Dynamic regulation of Polycomb group activity during plant development

Polycomb group (PcG) complexes play important roles in phase transitions and cell fate determination in plants and animals, by epigenetically repressing sets of genes that promote either proliferation or differentiation. The continuous differentiation of new organs in plants, such as leaves or flowers, requires a highly dynamic PcG function, which can be induced, modulated, or repressed when necessary. In this review, we discuss the recent advance in understanding PcG function in plants and focus on the diverse molecular mechanisms that have been described to regulate and counteract PcG activity in Arabidopsis.

Introduction

Polycomb group (PcG) proteins are major regulators of gene expression in both plants and animals. The highly conserved and well-characterized Polycomb Repressive Complex 2 (PRC2) represses gene expression in an epigenetic manner by catalyzing the trimethylation of histone H3 at lysine 27 (H3K27me3). Both in plants and animals, the complex consists of four core members, which together are sufficient to generate the H3K27me3 mark, associated with repressive chromatin, in vitro [1]. The Drosophila PRC2 complex contains the core subunits Enhancer of zeste [E(z)], a histone methyltransferase, Suppressor of zeste 12 [Su(z)12], a Zinc finger protein, and the WD40 domain proteins Extra sex combs (Esc) and Nucleosome remodeling factor 55 (Nurf55). While in Drosophila all but one subunit are encoded by a single gene [1, 2], most of the Arabidopsis PRC2 core subunits are encoded by small gene families. MEDEA (MEA), CURLY LEAF (CLF) and SWINGER (SWN) are homologs of E(z), FERTILIZATION INDEPENDENT SEED2 (FIS2), VERNALIZATION2 (VRN2) and EMBRYONIC FLOWER2 (EMF2) are homologs of Su(z)12, while MULTICOPY SUPPRESSOR OF IRA1-5 (MSI1-5) are the five homologs of Nurf55. In contrast to Drosophila, where Esc and Esc-like share this function [2], the Esc homolog FERTILIZATION INDEPENDENT ENDOSPERM (FIE) is single copy in the Arabidopsis genome [1, 3, 4]. PRC2 complexes of distinct flavor can be formed by combining these different subunits. The complexes EMF-PRC2, VRN-PRC2 and FIS-PRC2 have been confirmed in planta and have both overlapping and independent functions [5].

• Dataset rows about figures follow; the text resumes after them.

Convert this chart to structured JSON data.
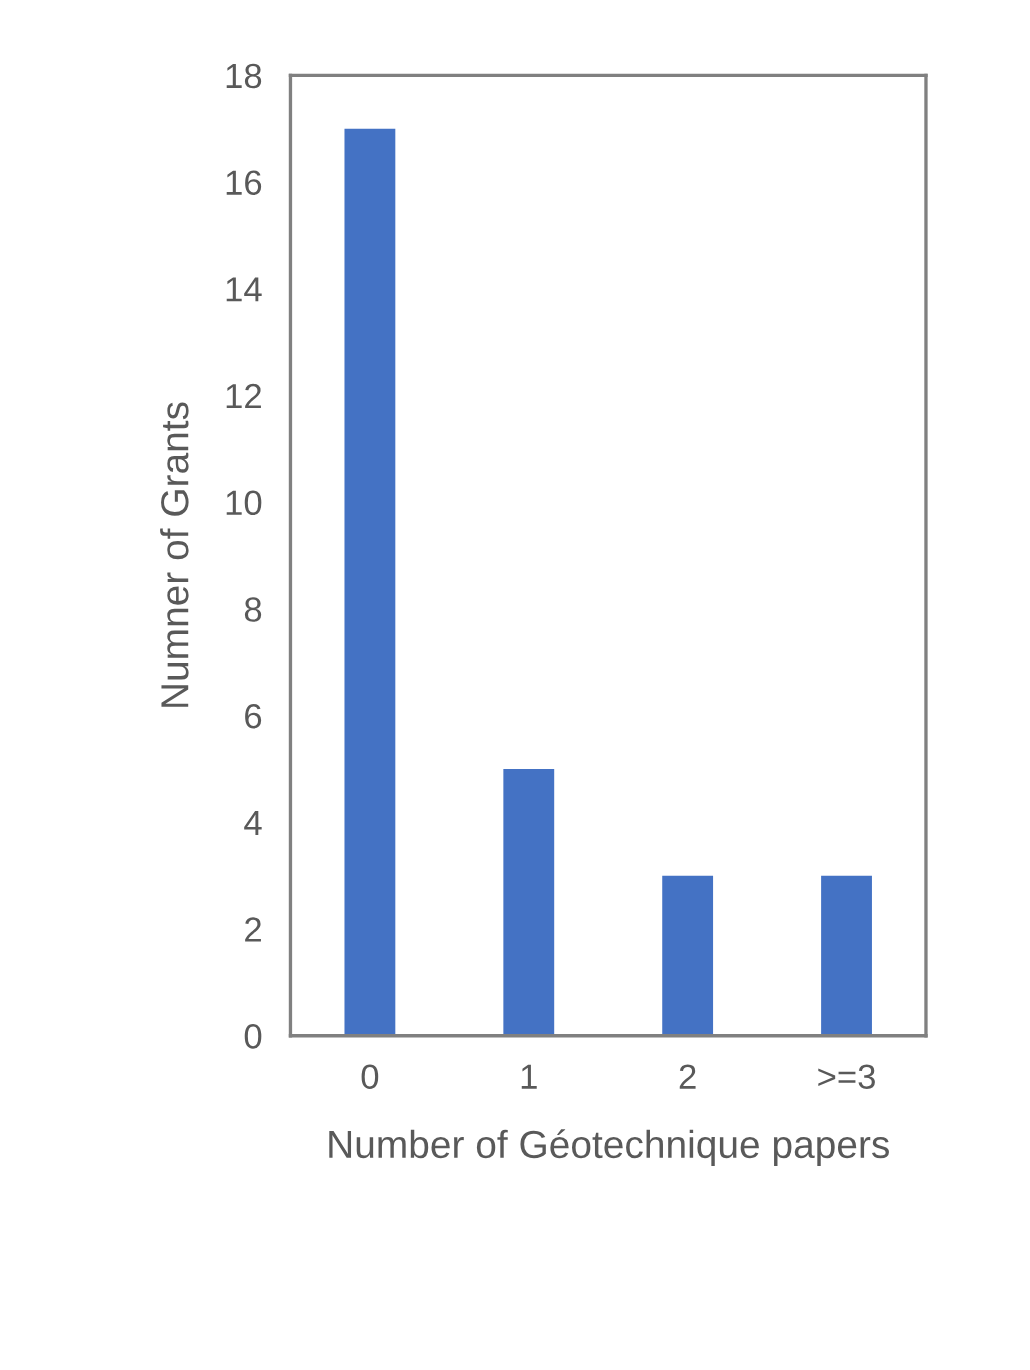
{
  "chart_data": {
    "type": "bar",
    "xlabel": "Number of Géotechnique papers",
    "ylabel": "Numner of Grants",
    "categories": [
      "0",
      "1",
      "2",
      ">=3"
    ],
    "values": [
      17,
      5,
      3,
      3
    ],
    "color": "#4472c4",
    "ylim": [
      0,
      18
    ],
    "yticks": [
      0,
      2,
      4,
      6,
      8,
      10,
      12,
      14,
      16,
      18
    ],
    "grid": false,
    "legend": false
  }
}
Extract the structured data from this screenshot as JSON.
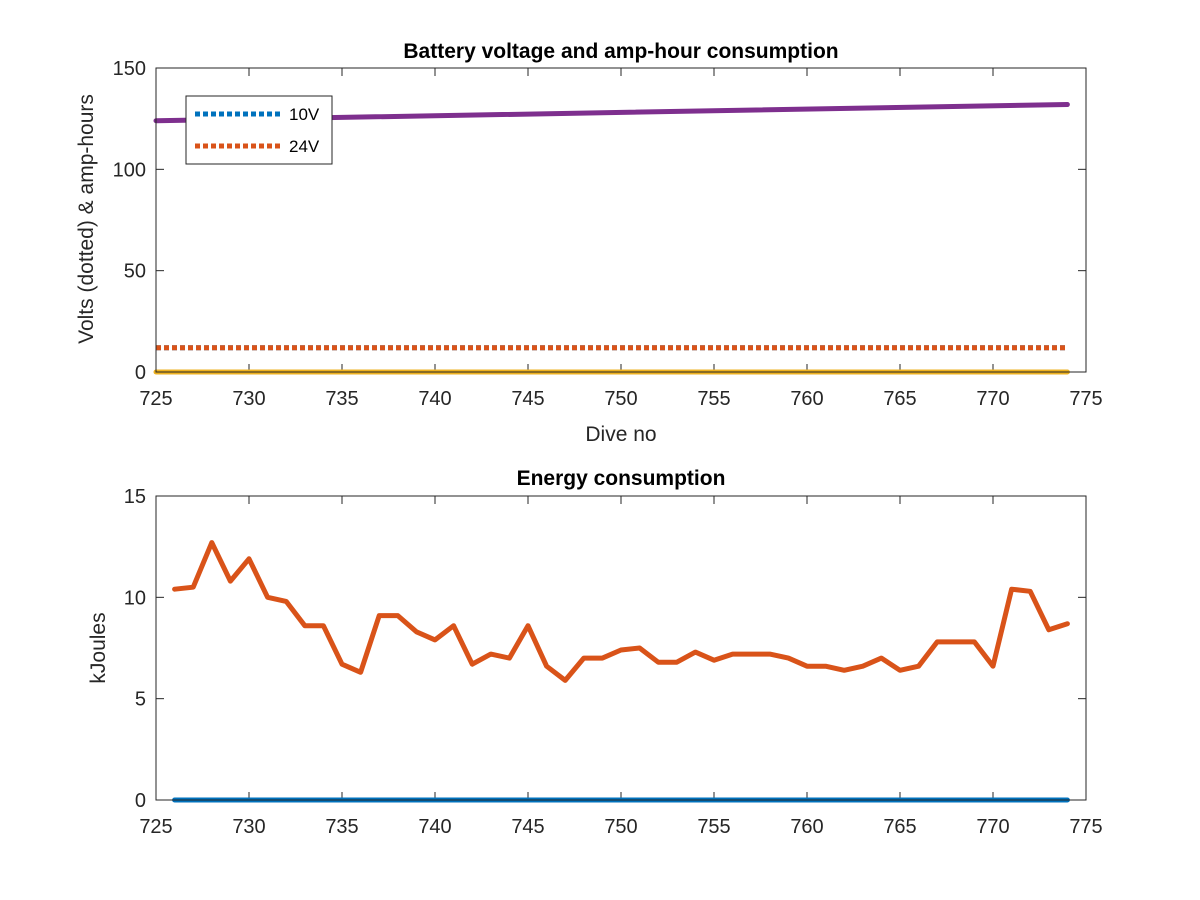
{
  "chart_data": [
    {
      "type": "line",
      "title": "Battery voltage and amp-hour consumption",
      "xlabel": "Dive no",
      "ylabel": "Volts (dotted) & amp-hours",
      "xlim": [
        725,
        775
      ],
      "ylim": [
        0,
        150
      ],
      "x_ticks": [
        725,
        730,
        735,
        740,
        745,
        750,
        755,
        760,
        765,
        770,
        775
      ],
      "y_ticks": [
        0,
        50,
        100,
        150
      ],
      "grid": false,
      "legend_location": "top-left",
      "series": [
        {
          "name": "10V",
          "color": "#0072BD",
          "style": "dotted",
          "legend": true,
          "x": [
            725,
            774
          ],
          "y": [
            12,
            12
          ]
        },
        {
          "name": "24V",
          "color": "#D95319",
          "style": "dotted",
          "legend": true,
          "x": [
            725,
            774
          ],
          "y": [
            12,
            12
          ]
        },
        {
          "color": "#EDB120",
          "style": "solid",
          "legend": false,
          "x": [
            725,
            774
          ],
          "y": [
            0,
            0
          ]
        },
        {
          "color": "#7E2F8E",
          "style": "solid",
          "legend": false,
          "x": [
            725,
            774
          ],
          "y": [
            124,
            132
          ]
        }
      ]
    },
    {
      "type": "line",
      "title": "Energy consumption",
      "xlabel": "",
      "ylabel": "kJoules",
      "xlim": [
        725,
        775
      ],
      "ylim": [
        0,
        15
      ],
      "x_ticks": [
        725,
        730,
        735,
        740,
        745,
        750,
        755,
        760,
        765,
        770,
        775
      ],
      "y_ticks": [
        0,
        5,
        10,
        15
      ],
      "grid": false,
      "series": [
        {
          "color": "#0072BD",
          "style": "solid",
          "x": [
            726,
            774
          ],
          "y": [
            0,
            0
          ]
        },
        {
          "color": "#D95319",
          "style": "solid",
          "x": [
            726,
            727,
            728,
            729,
            730,
            731,
            732,
            733,
            734,
            735,
            736,
            737,
            738,
            739,
            740,
            741,
            742,
            743,
            744,
            745,
            746,
            747,
            748,
            749,
            750,
            751,
            752,
            753,
            754,
            755,
            756,
            757,
            758,
            759,
            760,
            761,
            762,
            763,
            764,
            765,
            766,
            767,
            768,
            769,
            770,
            771,
            772,
            773,
            774
          ],
          "y": [
            10.4,
            10.5,
            12.7,
            10.8,
            11.9,
            10.0,
            9.8,
            8.6,
            8.6,
            6.7,
            6.3,
            9.1,
            9.1,
            8.3,
            7.9,
            8.6,
            6.7,
            7.2,
            7.0,
            8.6,
            6.6,
            5.9,
            7.0,
            7.0,
            7.4,
            7.5,
            6.8,
            6.8,
            7.3,
            6.9,
            7.2,
            7.2,
            7.2,
            7.0,
            6.6,
            6.6,
            6.4,
            6.6,
            7.0,
            6.4,
            6.6,
            7.8,
            7.8,
            7.8,
            6.6,
            10.4,
            10.3,
            8.4,
            8.7
          ]
        }
      ]
    }
  ]
}
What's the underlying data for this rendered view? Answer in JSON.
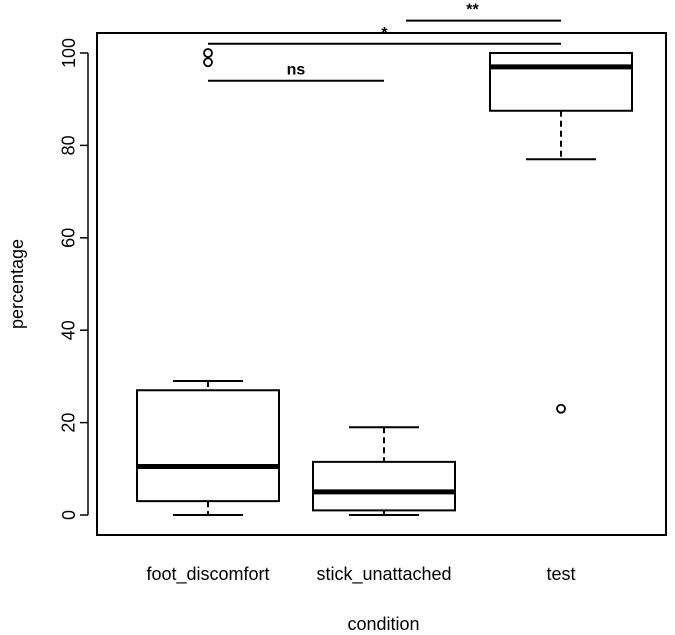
{
  "chart_data": {
    "type": "boxplot",
    "xlabel": "condition",
    "ylabel": "percentage",
    "ylim": [
      -4,
      104
    ],
    "yticks": [
      0,
      20,
      40,
      60,
      80,
      100
    ],
    "categories": [
      "foot_discomfort",
      "stick_unattached",
      "test"
    ],
    "boxes": [
      {
        "category": "foot_discomfort",
        "whisker_low": 0,
        "q1": 3,
        "median": 10.5,
        "q3": 27,
        "whisker_high": 29,
        "outliers": [
          98,
          100
        ]
      },
      {
        "category": "stick_unattached",
        "whisker_low": 0,
        "q1": 1,
        "median": 5,
        "q3": 11.5,
        "whisker_high": 19,
        "outliers": []
      },
      {
        "category": "test",
        "whisker_low": 77,
        "q1": 87.5,
        "median": 97,
        "q3": 100,
        "whisker_high": 100,
        "outliers": [
          23
        ]
      }
    ],
    "significance": [
      {
        "from": "foot_discomfort",
        "to": "stick_unattached",
        "label": "ns",
        "y": 94
      },
      {
        "from": "foot_discomfort",
        "to": "test",
        "label": "*",
        "y": 102
      },
      {
        "from": "stick_unattached",
        "to": "test",
        "label": "**",
        "y": 107
      }
    ],
    "grid": false
  }
}
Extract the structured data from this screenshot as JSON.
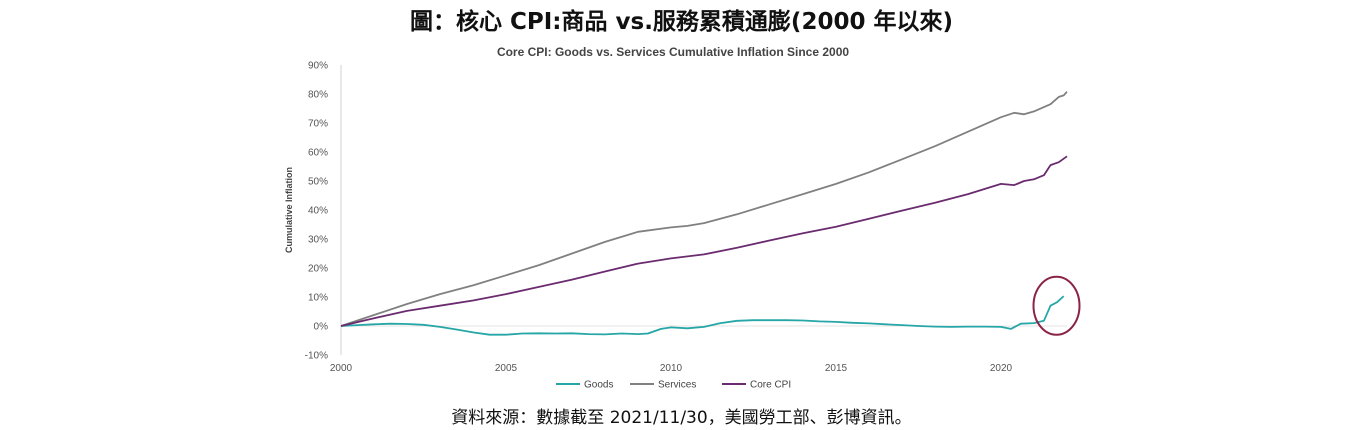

A second PcG complex, which only to some extent is conserved in plants and animals, is the Polycomb Repressive Complex 1 (PRC1). The core Drosophila PRC1 complex consists of the proteins Polycomb (Pc), Posterior sex combs (Psc), Polyhomeotic (Ph) and dRING1, and binds to the H3K27me3 histone mark generated by PRC2 [6]. PRC1 catalyses the monoubiquitination of histone H2A at lysine 119 (H2AK119ub), thereby compacting the chromatin further and stabilizing the repressed state [7]. Recently, RING-finger homologs able to catalyze H2AK119 monoubiquitination have been identified in plants, as well as other proteins with a PRC1-like function [4, 8•]. The function of the PRC1-like proteins in plants is further discussed below.

In both the animal and plant kingdoms, PcG complexes play important roles in phase transitions during development, cell fate determination and cellular differentiation, by repressing sets of genes that regulate either proliferation or differentiation. In contrast to animals, where the entire body plan is formed during embryogenesis, plants differentiate organs, such as leaves, flowers or lateral roots, throughout their life span and maintain the ability to initiate new pools of stem cells. This requires highly dynamic PcG function, and the ability to induce, modulate, or repress PcG in response to developmental or environmental signals. In this review, we discuss the recent advance in our understanding of PcG function in plants and focus on the various molecular mechanisms that have been found to regulate and counteract PcG activity in Arabidopsis.